GENEVE

Des Géorgiens crient leur colère à Genève

120 personnes face à la mission russe.

Drapeaux géorgiens et pancartes dénonciatrices devant la mission permanente de la Fédération de Russie, hier en fin de journée. Une voix s'élève, celle de Levan Menagarishvili, Géorgien de Suisse: «Nous ne sommes qu'une goutte dans l'océan, mais nous sommes importants.» Cette goutte dans l'océan - environ 120 personnes - a pacifiquement protesté devant le Palais des Nations avant de grimper jusqu'à la mission russe, sécurisée par un dispositif policier.

Une bonne partie des manifestants a tenu à garder ses distances vis-à-vis du gouvernement géorgien. La plupart se sont réunis pour «soutenir le peuple» de ce petit pays du Caucase. Bien que pacifiques, les manifestants brandissaient des slogans condamnatoires. «Nous sommes prêts à mourir, mais nous ne serons jamais les esclaves de la Russie», proclamait une pancarte, alors qu'une autre prônait simplement «Russie: arrête de terroriser la Géorgie». Plus sereinement, une jeune Géorgienne a écrit une chanson pour son pays, que ses compatriotes ont repris en cœur devant l'ONU.

La porte en acier de la mission ne s'est pas ouverte, et seuls quelques policiers municipaux patrouillaient devant le bâtiment. Lorsqu'une personne la quittait, la petite foule scandait «honte, honte» en russe, langue qu'ils maîtrisent presque tous.

Mais entre les cris et les chants, beaucoup des manifestants se sont éclipsés pour contacter leur famille restée au pays. «Je les appelle tous les jours. Nous avons peur que les Russes se comportent comme en Tchétchénie», déclare Nunu Mchedlishvili, étudiante. Qui fond en larmes. D'autres n'ont plus aucune nouvelle. «Toute la famille est sous le choc. On ne peut plus appeler à cause des lignes téléphoniques coupées», explique Guiorgu Arochidze.

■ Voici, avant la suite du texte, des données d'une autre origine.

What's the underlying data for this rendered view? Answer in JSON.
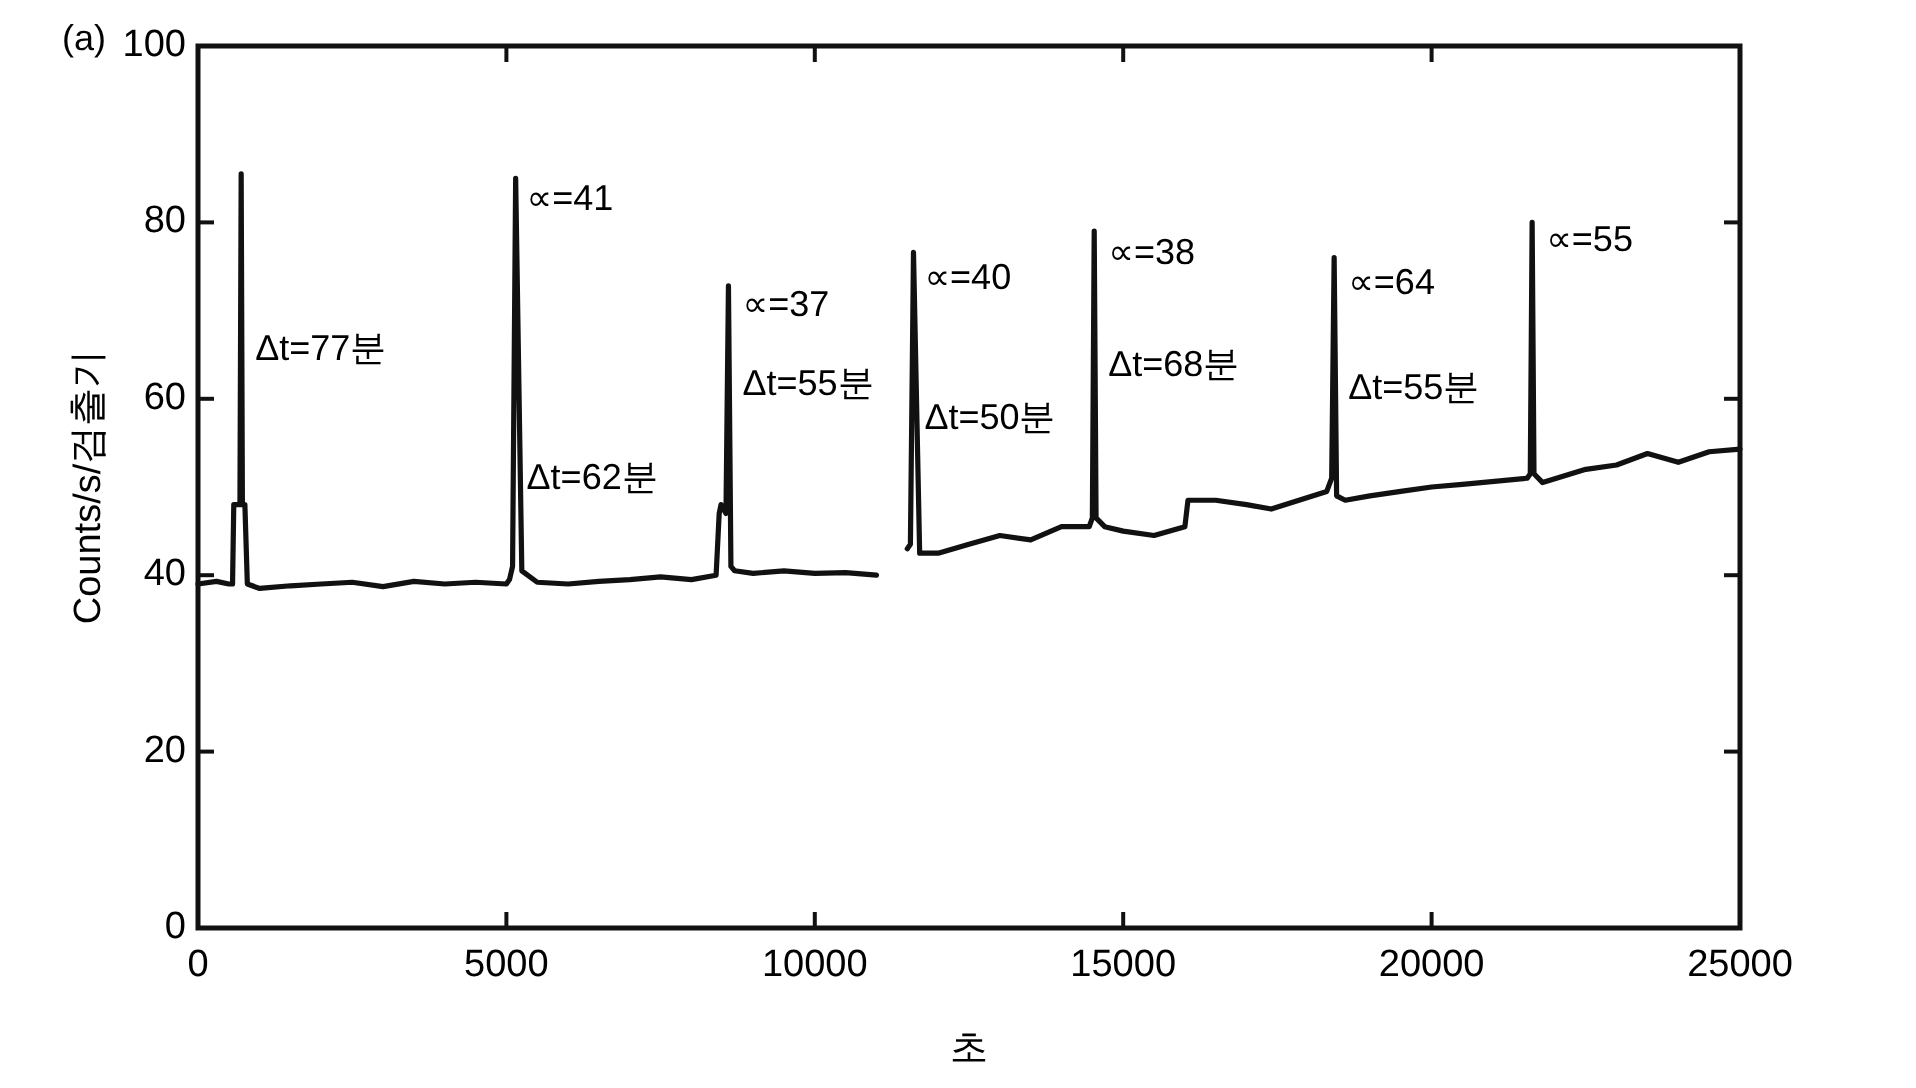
{
  "chart_data": {
    "type": "line",
    "title": "(a)",
    "xlabel": "초",
    "ylabel": "Counts/s/검출기",
    "xlim": [
      0,
      25000
    ],
    "ylim": [
      0,
      100
    ],
    "xticks": [
      0,
      5000,
      10000,
      15000,
      20000,
      25000
    ],
    "yticks": [
      0,
      20,
      40,
      60,
      80,
      100
    ],
    "grid": false,
    "marker": "none",
    "line_style": "solid",
    "series": [
      {
        "color": "#111111",
        "x": [
          0,
          300,
          500,
          560,
          580,
          650,
          680,
          700,
          720,
          760,
          800,
          1000,
          1500,
          2000,
          2500,
          3000,
          3500,
          4000,
          4500,
          5000,
          5050,
          5100,
          5150,
          5250,
          5500,
          6000,
          6500,
          7000,
          7500,
          8000,
          8400,
          8450,
          8480,
          8560,
          8600,
          8640,
          8700,
          9000,
          9500,
          10000,
          10500,
          11000,
          11100,
          11500,
          11550,
          11600,
          11700,
          12000,
          12500,
          13000,
          13500,
          14000,
          14450,
          14500,
          14530,
          14560,
          14700,
          15000,
          15500,
          16000,
          16050,
          16500,
          17000,
          17400,
          18300,
          18380,
          18420,
          18460,
          18600,
          19000,
          19500,
          20000,
          20500,
          21550,
          21600,
          21630,
          21660,
          21800,
          22500,
          23000,
          23500,
          24000,
          24500,
          25000
        ],
        "values": [
          39,
          39.3,
          39,
          39,
          48,
          48,
          48,
          85.5,
          48,
          48,
          39,
          38.5,
          38.8,
          39,
          39.2,
          38.7,
          39.3,
          39,
          39.2,
          39,
          39.5,
          41,
          85,
          40.5,
          39.2,
          39,
          39.3,
          39.5,
          39.8,
          39.5,
          40,
          47,
          48,
          47,
          72.8,
          41,
          40.5,
          40.2,
          40.5,
          40.2,
          40.3,
          40,
          null,
          43,
          43.5,
          76.6,
          42.5,
          42.5,
          43.5,
          44.5,
          44,
          45.5,
          45.5,
          46.5,
          79,
          46.5,
          45.5,
          45,
          44.5,
          45.5,
          48.5,
          48.5,
          48,
          47.5,
          49.5,
          51,
          76,
          49,
          48.5,
          49,
          49.5,
          50,
          50.3,
          51,
          51.5,
          80,
          51.5,
          50.5,
          52,
          52.5,
          53.8,
          52.8,
          54,
          54.3
        ]
      }
    ],
    "annotations": [
      {
        "text": "Δt=77분",
        "x": 700,
        "y": 65.5
      },
      {
        "text": "∝=41",
        "x": 5100,
        "y": 82.5
      },
      {
        "text": "Δt=62분",
        "x": 5100,
        "y": 50.8
      },
      {
        "text": "∝=37",
        "x": 8600,
        "y": 70.5
      },
      {
        "text": "Δt=55분",
        "x": 8600,
        "y": 61.5
      },
      {
        "text": "∝=40",
        "x": 11550,
        "y": 73.5
      },
      {
        "text": "Δt=50분",
        "x": 11550,
        "y": 57.6
      },
      {
        "text": "∝=38",
        "x": 14530,
        "y": 76.4
      },
      {
        "text": "Δt=68분",
        "x": 14530,
        "y": 63.7
      },
      {
        "text": "∝=64",
        "x": 18420,
        "y": 73
      },
      {
        "text": "Δt=55분",
        "x": 18420,
        "y": 61
      },
      {
        "text": "∝=55",
        "x": 21630,
        "y": 77.8
      }
    ]
  }
}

L'incompréhension et l'inquiétude règnent chez les ressortissants géorgiens. «On est anéanti. Les Géorgiens sont inoffensifs. Ça fait vingt ans qu'ils souffrent. Maintenant on leur inflige la guerre», s'inquiète Ekaterina Tshetshelachvily, comédienne. Les épaules entourées du drapeau rouge et blanc de son pays, le jeune Sergei Bagdasgrian affirme qu'il n'a rien contre les Russes. «Mais maintenant, je commence à avoir de la colère.»